Alors que l’inflation repart, la question de la rémunération revient au cœur de l’actualité, par les propositions gouvernementales (les 1000 euros dans les entreprises qui distribuent des dividendes) ou par les conflits salariaux dans telle ou telle entreprise. Le thème du pouvoir d’achat reprend de l’importance dans les soucis des français, alors que le chômage, à défaut de diminuer fortement, a clairement cessé d’augmenter.
Les revendications salariales sont un classique de sortie de crise, et à cet égard, leur recrudescence est un signe positif pour l’économie, puisqu’il signifie que celle ci est en train de repartir, même si la pérennité de l’accélération en cours est loin d’être assurée.
Le président de la République s’était fait élire notamment sur le thème du pouvoir d’achat. Les mesures votées avec la loi TEPA, discutables en soi, se sont trouvées en porte à faux avec la crise financière. Les salariés les moins payés ont été pénalisés par la stagnation du SMIC en valeur réelle (absence de coup de pouce depuis 2007) alors que les heures supplémentaires sensées compenser cette situation n’étaient pas au rendez vous. Les jeunes des classes moyennes potentiellement acheteurs de logement ont attendus des jours meilleurs. Et les plus aisés, pas tous protégés par le bouclier fiscal, ont vu la valeur de leur patrimoine mobilier durement affecté par la chute de la Bourse.
Au delà de ces réalités récentes, l’analyse de l’évolution du pouvoir d’achat depuis 30 ans éclaire le sujet.
En 30 ans, le PIB du pays a progressé d’environ 50%. Ramené au niveau individuel, le progrès est un peu plus faible, puisque la population a augmenté d’environ 300 000 habitants par an. Le début des années 80 a aussi vu la répartition entre capital et travail revenir au niveau connu avant le premier choc pétrolier, aux dépens du travail. Depuis 25 ans, les gains par habitant se limitent en moyenne à 1% par an, un niveau beaucoup plus faible que pendant les trente glorieuses.
La moitié environ de ces gains a été consacrée à la protection sociale, c’est à dire qu’elle a permis de financer des dépenses de santé qui augmentent plus vite que le PIB malgré la baisse des remboursements, ainsi que de payer les pensions de retraités de plus en plus nombreux (là aussi, la baisse des pensions est loin de compenser l’augmentation du nombre de pensionnés). Il est vrai qu’augmenter la durée de vie de 3 mois par an (c’est à dire de 1% tous les trois ans à peu près) doit forcément être financé d’une manière ou d’une autre !
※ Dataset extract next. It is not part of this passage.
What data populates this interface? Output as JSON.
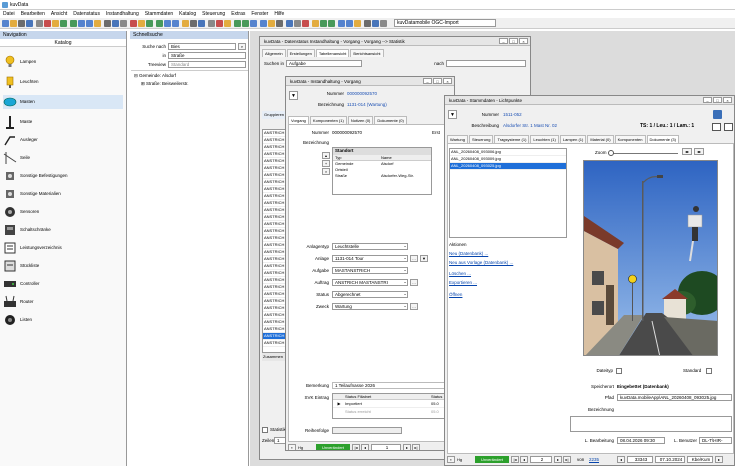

Le reste des gains a pu être mis à la disposition des ménages qui les ont notamment affectés d’une part au logement, d’autre part à des services de communication (téléphone, télévision, ordinateur…) en pleine expansion, et qui ont pris une place importante dans leur vie.
On peut se demander s’il est raisonnable d’augmenter sa durée de vie pour la passer devant sa télé ou son ordinateur, mais ce n’est pas le sujet ici !
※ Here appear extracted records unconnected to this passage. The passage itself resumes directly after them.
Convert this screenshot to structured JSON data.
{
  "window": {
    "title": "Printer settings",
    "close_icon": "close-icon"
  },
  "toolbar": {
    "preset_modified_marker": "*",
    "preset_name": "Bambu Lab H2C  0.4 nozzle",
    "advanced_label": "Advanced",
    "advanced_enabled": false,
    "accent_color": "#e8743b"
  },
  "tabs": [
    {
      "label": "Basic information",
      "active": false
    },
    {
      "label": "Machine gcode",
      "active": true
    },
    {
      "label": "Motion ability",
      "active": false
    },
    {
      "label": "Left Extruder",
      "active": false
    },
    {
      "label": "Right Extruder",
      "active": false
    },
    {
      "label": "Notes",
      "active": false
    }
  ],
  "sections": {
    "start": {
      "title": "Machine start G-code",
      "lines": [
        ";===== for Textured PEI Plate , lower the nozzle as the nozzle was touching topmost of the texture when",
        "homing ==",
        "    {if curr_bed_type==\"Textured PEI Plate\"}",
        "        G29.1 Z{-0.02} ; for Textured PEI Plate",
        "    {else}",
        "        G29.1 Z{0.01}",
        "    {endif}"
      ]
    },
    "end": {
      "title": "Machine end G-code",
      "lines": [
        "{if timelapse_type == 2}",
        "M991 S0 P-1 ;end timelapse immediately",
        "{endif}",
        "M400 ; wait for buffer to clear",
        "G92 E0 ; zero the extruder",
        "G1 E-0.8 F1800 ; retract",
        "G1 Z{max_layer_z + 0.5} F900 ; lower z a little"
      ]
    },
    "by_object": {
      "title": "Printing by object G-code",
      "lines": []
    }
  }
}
En trente ans, comme je l’ai montré ici, la taille des logements par habitants a nettement augmenté, et le manque de confort est devenu une situation marginale. On a aussi consacré une partie des gains a installer une deuxième salle d’eau, qui permet une meilleure hygiène corporelle, et donc une plus grande durée de vie consacrée à se laver ou à regarder la télévision ou les SMS envoyés par les amis (c’est pour vérifier que le lecteur suit).
Tout ce qui précède est bien sûr général, et ne prend pas en compte la répartition du pouvoir d’achat global. Le Monde du 16 avril attire l’attention sur l’augmentations des inégalités, tout en citant sur le sujet les seuls chiffres américains ! Cela permet de faire peur, pas d’évaluer la situation
On l’a déjà dit ici : c’est au niveau du premier centile que l’on voit une évolution des salaires plus rapide pour les hauts salaires que pour la moyenne, quand les plus bas revenus s’en sont sortis grâce à l’évolution des minima sociaux, aux dépens des déciles intermédiaires. Le rapport inter décile est stable depuis 30 ans, après avoir fortement baissé pendant les trente glorieuses.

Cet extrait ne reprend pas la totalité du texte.